U.S. Coast Guard shows off record drug seizures under Operation Pacific Viper.


U.S. Coast Guard shows off record drug seizures under Operation Pacific Viper. | White House photo.

In what officials are calling the largest drug offload in U.S. Coast Guard history, crews in Florida on Saturday unloaded 76,140 pounds of cocaine and marijuana seized during a series of operations in the Eastern Pacific and Caribbean. The record-breaking haul — worth an estimated $473 million — underscores the Trump administration’s intensifying crackdown on foreign cartels through its new counter-narcotics initiative, Operation Pacific Viper.

The shipment included 61,740 pounds of cocaine and 14,400 pounds of marijuana, intercepted during 19 separate smuggling operations. Crews detained 34 suspected traffickers and removed what authorities estimate to be 23 million lethal doses of cocaine—enough to fatally overdose the entire population of Florida.

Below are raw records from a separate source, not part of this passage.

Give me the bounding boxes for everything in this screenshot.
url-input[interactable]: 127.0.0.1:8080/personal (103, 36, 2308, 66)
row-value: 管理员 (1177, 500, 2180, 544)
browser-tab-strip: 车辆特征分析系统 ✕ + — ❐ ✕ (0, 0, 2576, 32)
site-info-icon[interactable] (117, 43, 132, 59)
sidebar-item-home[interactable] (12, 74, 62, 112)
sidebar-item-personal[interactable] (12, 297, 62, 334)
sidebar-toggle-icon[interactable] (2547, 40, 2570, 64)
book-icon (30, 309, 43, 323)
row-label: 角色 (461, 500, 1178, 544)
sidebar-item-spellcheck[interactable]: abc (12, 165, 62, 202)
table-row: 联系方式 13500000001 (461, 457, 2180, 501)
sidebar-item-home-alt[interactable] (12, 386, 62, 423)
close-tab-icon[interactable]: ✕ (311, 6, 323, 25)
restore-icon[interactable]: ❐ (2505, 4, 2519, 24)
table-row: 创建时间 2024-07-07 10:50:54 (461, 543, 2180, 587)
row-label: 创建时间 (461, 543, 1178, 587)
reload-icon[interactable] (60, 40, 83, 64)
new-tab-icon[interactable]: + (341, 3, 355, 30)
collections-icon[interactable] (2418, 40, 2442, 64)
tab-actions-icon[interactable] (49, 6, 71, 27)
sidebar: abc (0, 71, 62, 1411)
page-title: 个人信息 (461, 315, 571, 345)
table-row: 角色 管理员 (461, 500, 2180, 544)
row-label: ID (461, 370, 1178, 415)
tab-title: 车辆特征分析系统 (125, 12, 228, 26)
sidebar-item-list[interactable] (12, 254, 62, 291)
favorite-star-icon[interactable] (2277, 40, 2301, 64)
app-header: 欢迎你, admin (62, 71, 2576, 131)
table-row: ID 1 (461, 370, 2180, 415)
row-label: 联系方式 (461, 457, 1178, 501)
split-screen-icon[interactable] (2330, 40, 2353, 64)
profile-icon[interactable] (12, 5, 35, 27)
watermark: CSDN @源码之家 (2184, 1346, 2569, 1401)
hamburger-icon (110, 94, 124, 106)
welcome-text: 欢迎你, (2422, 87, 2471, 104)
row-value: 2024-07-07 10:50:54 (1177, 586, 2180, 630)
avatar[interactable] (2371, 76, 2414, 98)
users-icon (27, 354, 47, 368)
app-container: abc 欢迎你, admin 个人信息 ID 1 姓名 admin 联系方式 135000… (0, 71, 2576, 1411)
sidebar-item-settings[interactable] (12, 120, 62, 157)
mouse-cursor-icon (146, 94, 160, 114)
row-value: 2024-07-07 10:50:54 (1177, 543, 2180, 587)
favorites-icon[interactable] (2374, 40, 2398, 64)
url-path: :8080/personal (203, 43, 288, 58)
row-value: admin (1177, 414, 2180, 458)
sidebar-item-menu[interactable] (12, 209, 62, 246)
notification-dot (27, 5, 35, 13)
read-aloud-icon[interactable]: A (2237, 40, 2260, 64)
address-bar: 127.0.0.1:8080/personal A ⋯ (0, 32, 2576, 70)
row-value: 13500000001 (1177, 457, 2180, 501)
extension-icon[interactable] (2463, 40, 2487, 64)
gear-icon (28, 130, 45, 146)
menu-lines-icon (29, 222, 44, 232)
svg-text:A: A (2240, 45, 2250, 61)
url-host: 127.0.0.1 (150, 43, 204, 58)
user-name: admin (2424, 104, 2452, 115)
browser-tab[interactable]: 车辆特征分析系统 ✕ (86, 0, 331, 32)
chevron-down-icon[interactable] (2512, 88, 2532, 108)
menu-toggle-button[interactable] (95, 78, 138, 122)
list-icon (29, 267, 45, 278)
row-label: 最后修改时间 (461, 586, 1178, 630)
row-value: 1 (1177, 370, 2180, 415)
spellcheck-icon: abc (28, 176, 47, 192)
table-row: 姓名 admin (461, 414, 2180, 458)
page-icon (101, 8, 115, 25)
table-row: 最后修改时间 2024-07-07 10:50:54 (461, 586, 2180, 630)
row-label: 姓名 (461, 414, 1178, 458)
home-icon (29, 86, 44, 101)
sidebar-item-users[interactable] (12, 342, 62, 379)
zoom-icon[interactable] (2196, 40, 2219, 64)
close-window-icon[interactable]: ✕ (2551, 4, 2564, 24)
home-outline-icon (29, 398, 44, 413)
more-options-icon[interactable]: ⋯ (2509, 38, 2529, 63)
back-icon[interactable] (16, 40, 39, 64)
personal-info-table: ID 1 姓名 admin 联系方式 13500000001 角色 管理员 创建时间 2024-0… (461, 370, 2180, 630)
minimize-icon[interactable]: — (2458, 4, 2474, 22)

“This is a stark warning to drug cartels,” said Rear Adm. Adam Chamie, commander of Coast Guard District Seven. “The potential 23 million lethal doses seized represent the very real threat these cartels pose to our communities. The size of this shipment shows just how big the problem is, and how critical it is that we fight it at its source.”

The interdictions were anything but routine. Coast Guard cutters, tactical teams, a helicopter squadron, and even the Navy’s USS Cole were deployed in sweeping operations that also involved a Royal Netherlands Navy ship. Eleven high-speed “go-fast” vessels were stopped, often after multi-day pursuits on the open sea. Among the largest hauls were 8,800 pounds of cocaine seized near the Galápagos Islands in June and another 9,160 pounds near Socorro Island, Mexico, in July.

Officials hailed the bust as a milestone in President Trump’s broader strategy to combat the flow of drugs into the United States. Homeland Security called it a “historic partnership” that brings overwhelming naval and Coast Guard power to international waters, where 80 percent of successful drug interdictions occur. By pushing operations far offshore, the administration is attempting to choke supply lines before they can ever reach American neighborhoods.

“Cartels have long used maritime routes to flood our country with narcotics,” said Captain John McWhite of the cutter Hamilton, whose crew was central to the operation. “This mission proved that when we bring the full weight of U.S. and allied forces to bear, we can stop them in their tracks.”

The Justice Department and DEA credited the operation to a Trump directive calling for increased U.S. military involvement in the Caribbean and Gulf of Mexico. Officials emphasized that the administration’s approach reflects a shift in strategy: rather than waiting for shipments to near U.S. shores, interdictions are now focused on aggressive forward deployment in cartel hot zones.

For a nation still reeling from the opioid crisis and a rising toll of drug overdoses, the historic offload is being cast as both a victory and a warning. The size of the seizure highlights the scale of the threat facing the United States, while also sending a message that the Trump administration is willing to mobilize military and law enforcement resources at unprecedented levels to stop it.